束縛+甘い言葉責め=溜息
部下と妻がデキたなら
長身で年の割に若く見える柏木は、女性客の目当てでもある看板社員なので、昼の部を担当しながらも、夜も少しだけ出ていた。
店が3店舗に増えてから、直がマネージャーということもあり、本店に入ることが少なくなっていた俺は、その日久しぶりに柏木を見たのであった。
物腰が柔らかく、プライベートでも女性にもてそうな柏木だが、年がもう35になる。結婚はしないつもりなんだろうか、もう少し休みをやった方がいいのか、などと少し考えていると、携帯の着信音が聞こえた。
自分のではないが、無意識に場所を探してしまう。
近くにいたバイトのボーイが、近くの棚にあったスマートフォンを、慌ててひっくり返した。
こちらを見ない。あまりにも不審である。
「何?」
「いえ……」
相手は顔を見せない。
「誰のスマホ?」
それにも答えない。
「落し物?」
煮え切らないので、あえて涼しい顔をしたまま、スマートフォンをひっくり返してそのディスプレイを見てやる。
「柏木さんのです……」
消え入りそうな声でバイトが答えた。
頭がカッとなったと同時に、投げ捨てていた。
冷静でいる必要はない。
怒りを止めようとも思わなかった。
ディスプレイには、「吉住 真紀」の文字が流れ、新着メールが来たことを知らせていた。
柏木のことはどうでもよかった。
それよりも、真紀を問い詰めなければ、と思った。
店をそのままに、車に乗り込む。
本店から自宅まではものの5分。焦る気を落ち着かせようともせず、乱暴にハンドルを操作し、すぐに自宅に着いた。

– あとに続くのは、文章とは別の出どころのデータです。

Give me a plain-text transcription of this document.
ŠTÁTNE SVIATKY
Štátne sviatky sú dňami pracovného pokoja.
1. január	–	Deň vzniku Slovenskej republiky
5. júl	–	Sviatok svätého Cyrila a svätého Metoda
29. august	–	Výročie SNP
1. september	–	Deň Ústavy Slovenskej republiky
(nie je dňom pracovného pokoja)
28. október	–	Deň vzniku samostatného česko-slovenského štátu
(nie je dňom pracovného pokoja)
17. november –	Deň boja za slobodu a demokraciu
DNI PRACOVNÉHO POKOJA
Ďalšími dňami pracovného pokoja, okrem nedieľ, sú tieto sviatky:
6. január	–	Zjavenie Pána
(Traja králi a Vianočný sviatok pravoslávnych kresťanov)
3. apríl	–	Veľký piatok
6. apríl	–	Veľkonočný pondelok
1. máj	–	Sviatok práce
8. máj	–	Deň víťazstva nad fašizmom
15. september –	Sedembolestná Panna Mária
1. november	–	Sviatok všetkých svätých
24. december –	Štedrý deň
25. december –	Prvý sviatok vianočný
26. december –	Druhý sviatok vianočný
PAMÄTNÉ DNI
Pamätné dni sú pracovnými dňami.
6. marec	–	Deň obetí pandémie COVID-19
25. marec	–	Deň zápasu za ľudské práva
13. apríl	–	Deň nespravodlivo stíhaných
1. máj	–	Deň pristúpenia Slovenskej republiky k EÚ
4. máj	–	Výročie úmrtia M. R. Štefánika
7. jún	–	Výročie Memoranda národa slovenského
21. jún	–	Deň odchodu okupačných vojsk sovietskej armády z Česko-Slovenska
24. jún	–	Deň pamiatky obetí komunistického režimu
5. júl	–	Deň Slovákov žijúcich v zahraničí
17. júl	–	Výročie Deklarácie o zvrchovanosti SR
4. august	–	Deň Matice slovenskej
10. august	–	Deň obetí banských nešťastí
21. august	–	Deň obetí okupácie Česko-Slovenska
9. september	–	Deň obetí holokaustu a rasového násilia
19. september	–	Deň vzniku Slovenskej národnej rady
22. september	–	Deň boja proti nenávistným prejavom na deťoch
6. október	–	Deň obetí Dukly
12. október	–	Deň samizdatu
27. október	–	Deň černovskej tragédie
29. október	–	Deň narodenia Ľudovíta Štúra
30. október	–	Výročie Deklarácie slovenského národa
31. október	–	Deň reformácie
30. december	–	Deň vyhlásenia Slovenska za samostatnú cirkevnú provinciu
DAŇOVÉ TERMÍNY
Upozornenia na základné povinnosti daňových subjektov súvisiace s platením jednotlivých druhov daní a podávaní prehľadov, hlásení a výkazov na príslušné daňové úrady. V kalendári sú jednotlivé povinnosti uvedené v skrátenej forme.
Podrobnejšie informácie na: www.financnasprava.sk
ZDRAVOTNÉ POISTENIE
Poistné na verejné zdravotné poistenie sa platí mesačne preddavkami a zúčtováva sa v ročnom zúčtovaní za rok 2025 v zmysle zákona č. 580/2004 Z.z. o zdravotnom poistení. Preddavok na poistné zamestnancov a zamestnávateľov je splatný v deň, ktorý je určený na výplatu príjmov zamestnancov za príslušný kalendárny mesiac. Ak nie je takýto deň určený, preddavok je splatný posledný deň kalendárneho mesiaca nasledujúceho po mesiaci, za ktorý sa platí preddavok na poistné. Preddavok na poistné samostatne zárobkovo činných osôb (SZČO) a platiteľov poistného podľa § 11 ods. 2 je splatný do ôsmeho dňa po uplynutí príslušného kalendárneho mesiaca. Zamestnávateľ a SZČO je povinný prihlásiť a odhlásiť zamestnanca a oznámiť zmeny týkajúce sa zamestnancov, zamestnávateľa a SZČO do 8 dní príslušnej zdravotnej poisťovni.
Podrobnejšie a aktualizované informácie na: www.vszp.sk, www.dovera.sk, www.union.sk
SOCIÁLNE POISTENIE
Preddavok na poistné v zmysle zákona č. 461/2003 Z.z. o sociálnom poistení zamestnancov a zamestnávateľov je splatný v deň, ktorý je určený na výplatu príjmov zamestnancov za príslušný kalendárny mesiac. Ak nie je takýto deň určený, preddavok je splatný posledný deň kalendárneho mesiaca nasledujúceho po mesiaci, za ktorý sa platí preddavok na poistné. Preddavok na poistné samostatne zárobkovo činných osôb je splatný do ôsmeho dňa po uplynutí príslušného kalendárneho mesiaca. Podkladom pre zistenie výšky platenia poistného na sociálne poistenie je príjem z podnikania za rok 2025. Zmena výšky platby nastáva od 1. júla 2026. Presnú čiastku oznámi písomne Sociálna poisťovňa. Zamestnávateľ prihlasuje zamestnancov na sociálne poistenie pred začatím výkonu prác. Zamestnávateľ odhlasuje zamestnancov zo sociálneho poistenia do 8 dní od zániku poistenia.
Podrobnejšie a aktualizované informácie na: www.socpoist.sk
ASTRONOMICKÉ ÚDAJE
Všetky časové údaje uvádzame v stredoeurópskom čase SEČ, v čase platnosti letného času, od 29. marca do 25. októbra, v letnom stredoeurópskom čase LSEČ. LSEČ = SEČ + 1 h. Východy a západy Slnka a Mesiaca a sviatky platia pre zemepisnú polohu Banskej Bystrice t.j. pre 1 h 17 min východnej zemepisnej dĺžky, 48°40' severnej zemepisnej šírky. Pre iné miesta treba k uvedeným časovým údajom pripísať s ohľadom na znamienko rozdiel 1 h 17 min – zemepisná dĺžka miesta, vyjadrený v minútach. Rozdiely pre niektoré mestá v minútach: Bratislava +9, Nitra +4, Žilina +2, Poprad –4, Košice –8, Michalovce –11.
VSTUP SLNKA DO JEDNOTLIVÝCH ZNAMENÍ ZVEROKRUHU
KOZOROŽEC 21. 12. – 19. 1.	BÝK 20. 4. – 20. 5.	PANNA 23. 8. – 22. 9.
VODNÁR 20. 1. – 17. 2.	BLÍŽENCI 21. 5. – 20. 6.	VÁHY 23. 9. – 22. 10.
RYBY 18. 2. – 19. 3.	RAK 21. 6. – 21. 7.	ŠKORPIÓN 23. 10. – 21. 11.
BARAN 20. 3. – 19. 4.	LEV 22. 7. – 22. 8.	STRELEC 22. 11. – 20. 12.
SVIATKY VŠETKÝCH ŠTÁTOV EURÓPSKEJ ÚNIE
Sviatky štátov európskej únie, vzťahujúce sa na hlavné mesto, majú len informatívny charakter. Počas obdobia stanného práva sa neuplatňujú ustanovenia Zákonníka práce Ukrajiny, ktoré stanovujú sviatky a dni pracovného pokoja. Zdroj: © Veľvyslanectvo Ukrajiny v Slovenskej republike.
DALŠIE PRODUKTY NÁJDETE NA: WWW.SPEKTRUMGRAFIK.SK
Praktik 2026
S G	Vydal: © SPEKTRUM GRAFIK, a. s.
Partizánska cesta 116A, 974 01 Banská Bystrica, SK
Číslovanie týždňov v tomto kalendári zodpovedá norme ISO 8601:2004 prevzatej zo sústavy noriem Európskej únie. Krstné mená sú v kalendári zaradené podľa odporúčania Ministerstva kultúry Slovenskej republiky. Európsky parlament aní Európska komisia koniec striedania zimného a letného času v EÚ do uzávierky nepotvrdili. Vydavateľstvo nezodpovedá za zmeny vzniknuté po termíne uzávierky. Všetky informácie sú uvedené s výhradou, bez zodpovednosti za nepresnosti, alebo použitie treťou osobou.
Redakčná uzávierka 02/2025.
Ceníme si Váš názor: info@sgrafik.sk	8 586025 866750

午後10時過ぎたところなので、子供たちはもう寝ている。
真紀は、子供が寝た隙にメールを送ったに違いない。
車を自宅の前に停めると、車庫に入れる時間も惜しんで、キーだけ抜いて自宅に入った。
「真紀」
暗い玄関に自分の声が響く。
寝たふりをするつもりか、真紀は出てこない。
そのまま和室まで歩き、何も気にせず、障子を開けた。
「えっ、何?」
携帯を手に持ったパジャマ姿の真紀が、布団から半分起き上がる。
「ふざけるな!!」
その大声に驚いた三男が泣いて起きた。
辺りは赤ん坊の泣き声で、一気に騒がしくなったがそれも構わず……。